Saturday, February 24, 2018

My Olympic Moment


The 1968 Winter Olympics were held in Grenoble, France; I was a sophomore in high school.  The games had some kind of effect on me and my friends; we were forever calling “Gold!  Silver!  Bronze!” after completing one stunt or another.

It had to be a Friday or Saturday night, because my parents didn’t let me go out on school nights.  Not that I would’ve gotten into big trouble with the three guys I hung with.  No, we were the halt, the lame, the painfully shy around all females, just the kind of guys who threw snowballs in the alley on the weekend.

We were either aiming at a sign or the telephone pole it was attached to.  I mean, this was serious stuff, an imaginary medal going to the first three of us who could hit the target.  (Maybe this made us back-alley biathletes in boots, no skis or guns.)  We kept firing away, oblivious to the cold or the dark or the sad appearance we must’ve presented to anyone who looked out their back window.  Then I did it.

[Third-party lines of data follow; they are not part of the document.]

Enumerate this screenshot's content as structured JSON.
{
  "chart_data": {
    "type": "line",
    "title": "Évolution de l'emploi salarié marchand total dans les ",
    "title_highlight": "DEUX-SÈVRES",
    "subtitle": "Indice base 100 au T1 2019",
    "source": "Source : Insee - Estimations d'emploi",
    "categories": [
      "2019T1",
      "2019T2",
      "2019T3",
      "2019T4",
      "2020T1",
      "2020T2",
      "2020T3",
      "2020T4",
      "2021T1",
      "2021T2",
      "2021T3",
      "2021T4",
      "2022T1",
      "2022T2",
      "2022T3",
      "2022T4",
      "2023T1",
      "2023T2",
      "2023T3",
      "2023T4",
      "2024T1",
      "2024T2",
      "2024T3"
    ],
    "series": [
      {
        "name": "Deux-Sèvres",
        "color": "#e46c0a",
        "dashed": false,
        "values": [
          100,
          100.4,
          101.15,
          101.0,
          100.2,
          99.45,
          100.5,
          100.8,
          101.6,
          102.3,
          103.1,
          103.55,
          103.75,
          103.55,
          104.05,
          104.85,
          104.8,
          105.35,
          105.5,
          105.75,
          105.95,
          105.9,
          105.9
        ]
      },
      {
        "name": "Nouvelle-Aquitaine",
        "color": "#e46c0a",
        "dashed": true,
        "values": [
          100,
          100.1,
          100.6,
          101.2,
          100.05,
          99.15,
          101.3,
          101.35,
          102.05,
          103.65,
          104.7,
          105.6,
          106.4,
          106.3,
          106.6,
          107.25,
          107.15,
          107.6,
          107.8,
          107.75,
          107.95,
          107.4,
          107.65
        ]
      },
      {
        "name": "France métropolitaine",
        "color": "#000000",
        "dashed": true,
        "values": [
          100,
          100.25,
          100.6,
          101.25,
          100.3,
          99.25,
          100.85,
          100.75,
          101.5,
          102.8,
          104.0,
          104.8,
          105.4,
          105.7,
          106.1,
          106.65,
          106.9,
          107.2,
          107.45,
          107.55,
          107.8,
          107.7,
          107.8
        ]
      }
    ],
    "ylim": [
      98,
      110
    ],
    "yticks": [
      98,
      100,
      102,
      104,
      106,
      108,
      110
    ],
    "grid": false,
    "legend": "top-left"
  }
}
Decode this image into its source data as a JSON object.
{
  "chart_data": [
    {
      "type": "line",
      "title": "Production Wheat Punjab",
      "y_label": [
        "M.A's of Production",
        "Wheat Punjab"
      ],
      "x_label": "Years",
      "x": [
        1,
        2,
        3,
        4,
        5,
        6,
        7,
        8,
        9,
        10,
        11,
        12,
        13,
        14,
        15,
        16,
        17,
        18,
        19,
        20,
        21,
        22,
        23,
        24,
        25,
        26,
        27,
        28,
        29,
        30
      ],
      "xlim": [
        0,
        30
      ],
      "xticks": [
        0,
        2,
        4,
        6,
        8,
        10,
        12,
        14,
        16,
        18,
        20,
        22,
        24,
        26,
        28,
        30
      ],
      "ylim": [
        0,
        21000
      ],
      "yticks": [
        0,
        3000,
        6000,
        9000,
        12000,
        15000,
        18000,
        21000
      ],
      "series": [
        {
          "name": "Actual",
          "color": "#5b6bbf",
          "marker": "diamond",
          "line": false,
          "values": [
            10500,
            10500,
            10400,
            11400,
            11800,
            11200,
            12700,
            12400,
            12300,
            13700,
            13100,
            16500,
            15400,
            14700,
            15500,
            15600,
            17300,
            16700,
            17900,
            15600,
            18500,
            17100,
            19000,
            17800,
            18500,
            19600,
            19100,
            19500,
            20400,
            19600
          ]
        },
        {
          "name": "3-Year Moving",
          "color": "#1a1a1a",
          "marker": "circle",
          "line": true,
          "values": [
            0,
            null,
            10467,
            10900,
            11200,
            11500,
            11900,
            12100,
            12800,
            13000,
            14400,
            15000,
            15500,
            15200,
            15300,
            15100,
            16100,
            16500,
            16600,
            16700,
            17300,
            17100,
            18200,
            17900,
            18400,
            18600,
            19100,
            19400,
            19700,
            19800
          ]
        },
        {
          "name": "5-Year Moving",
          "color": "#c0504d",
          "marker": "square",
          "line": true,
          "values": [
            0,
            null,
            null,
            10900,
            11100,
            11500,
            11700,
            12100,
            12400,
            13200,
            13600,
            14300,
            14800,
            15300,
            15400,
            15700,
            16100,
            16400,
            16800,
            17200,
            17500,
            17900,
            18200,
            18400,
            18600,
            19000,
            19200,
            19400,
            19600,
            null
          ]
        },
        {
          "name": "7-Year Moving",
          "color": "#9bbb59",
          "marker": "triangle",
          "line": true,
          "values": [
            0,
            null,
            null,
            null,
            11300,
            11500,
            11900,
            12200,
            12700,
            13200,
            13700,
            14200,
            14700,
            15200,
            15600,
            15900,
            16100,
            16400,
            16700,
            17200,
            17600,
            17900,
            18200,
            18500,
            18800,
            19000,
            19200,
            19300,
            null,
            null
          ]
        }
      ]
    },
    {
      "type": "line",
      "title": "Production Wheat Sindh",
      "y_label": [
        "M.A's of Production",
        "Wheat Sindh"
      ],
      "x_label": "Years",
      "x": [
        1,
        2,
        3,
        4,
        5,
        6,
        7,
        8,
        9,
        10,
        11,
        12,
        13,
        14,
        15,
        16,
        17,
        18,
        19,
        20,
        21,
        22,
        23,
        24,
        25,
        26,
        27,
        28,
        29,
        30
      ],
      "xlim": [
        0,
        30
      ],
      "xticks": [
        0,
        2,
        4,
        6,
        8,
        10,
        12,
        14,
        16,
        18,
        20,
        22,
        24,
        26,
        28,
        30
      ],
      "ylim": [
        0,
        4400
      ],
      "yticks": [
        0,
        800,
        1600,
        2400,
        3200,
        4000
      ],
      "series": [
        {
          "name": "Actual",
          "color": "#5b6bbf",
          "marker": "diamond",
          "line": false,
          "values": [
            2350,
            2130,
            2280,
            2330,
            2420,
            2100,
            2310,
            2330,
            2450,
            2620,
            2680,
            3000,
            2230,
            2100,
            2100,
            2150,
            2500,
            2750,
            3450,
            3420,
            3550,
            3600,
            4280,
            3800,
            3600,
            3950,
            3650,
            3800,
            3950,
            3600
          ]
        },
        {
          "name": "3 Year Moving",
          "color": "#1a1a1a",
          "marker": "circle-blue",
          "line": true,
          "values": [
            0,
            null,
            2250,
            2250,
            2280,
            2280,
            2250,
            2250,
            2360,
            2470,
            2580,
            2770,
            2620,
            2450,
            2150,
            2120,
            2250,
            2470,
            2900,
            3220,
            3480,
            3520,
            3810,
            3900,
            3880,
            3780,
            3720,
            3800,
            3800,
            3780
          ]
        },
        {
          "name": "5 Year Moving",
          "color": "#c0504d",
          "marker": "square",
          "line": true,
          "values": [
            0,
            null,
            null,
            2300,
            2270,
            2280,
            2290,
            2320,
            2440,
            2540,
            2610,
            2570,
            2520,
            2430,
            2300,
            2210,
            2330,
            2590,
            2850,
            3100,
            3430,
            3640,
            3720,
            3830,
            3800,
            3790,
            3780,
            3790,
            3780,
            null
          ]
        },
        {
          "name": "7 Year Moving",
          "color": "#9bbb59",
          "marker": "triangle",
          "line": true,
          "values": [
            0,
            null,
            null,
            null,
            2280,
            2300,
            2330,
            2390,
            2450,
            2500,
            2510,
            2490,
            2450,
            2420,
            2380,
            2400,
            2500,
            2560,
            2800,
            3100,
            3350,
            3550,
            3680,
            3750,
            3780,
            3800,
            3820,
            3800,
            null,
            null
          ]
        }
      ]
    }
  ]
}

Let me explain here that Chicago alleys put a premium on throwing or hitting a ball straight; anything else risks going into a yard, where the neighbor may have locked the gate to keep out kids or keeps a hatchet at the ready to take care of any balls that land on perfectly cut grass; there was actually a guy on our block who did that, throwing back a rubber ball in quarters or eighths to the owner.  Twice, errant throws got me into trouble.  When I should’ve thrown straight, I went crooked, and, when I should’ve gone crooked, I went straight.        

Around the time I was in sixth grade, I hurled an empty aspirin bottle as far as I could, only it ended up going through a neighbor’s back-porch window; my weekly allowance went to paying off the cost of replacing said window, oh, for about the next five years, or so it felt.  And on that night in February 1968 with my friends, a snowball that should’ve veered left or right instead went straight down the alley to the junction of the “T” (most Chicago blocks have alleys with long and short sections that form the letter T), slamming into a passing car full of less than pleasant people, one of whom got out to dismember me.

My friends being pragmatists, they took a pass on doing the Spartacus thing; I stood alone, ready to meet my fate.  Then, at the last second one of the thugs recognized Matt, brother of Pete; thug and Pete were on good terms, so thug and Matt were on good terms, so I lived.

And that was how I won a gold medal in survival one winter’s night long ago.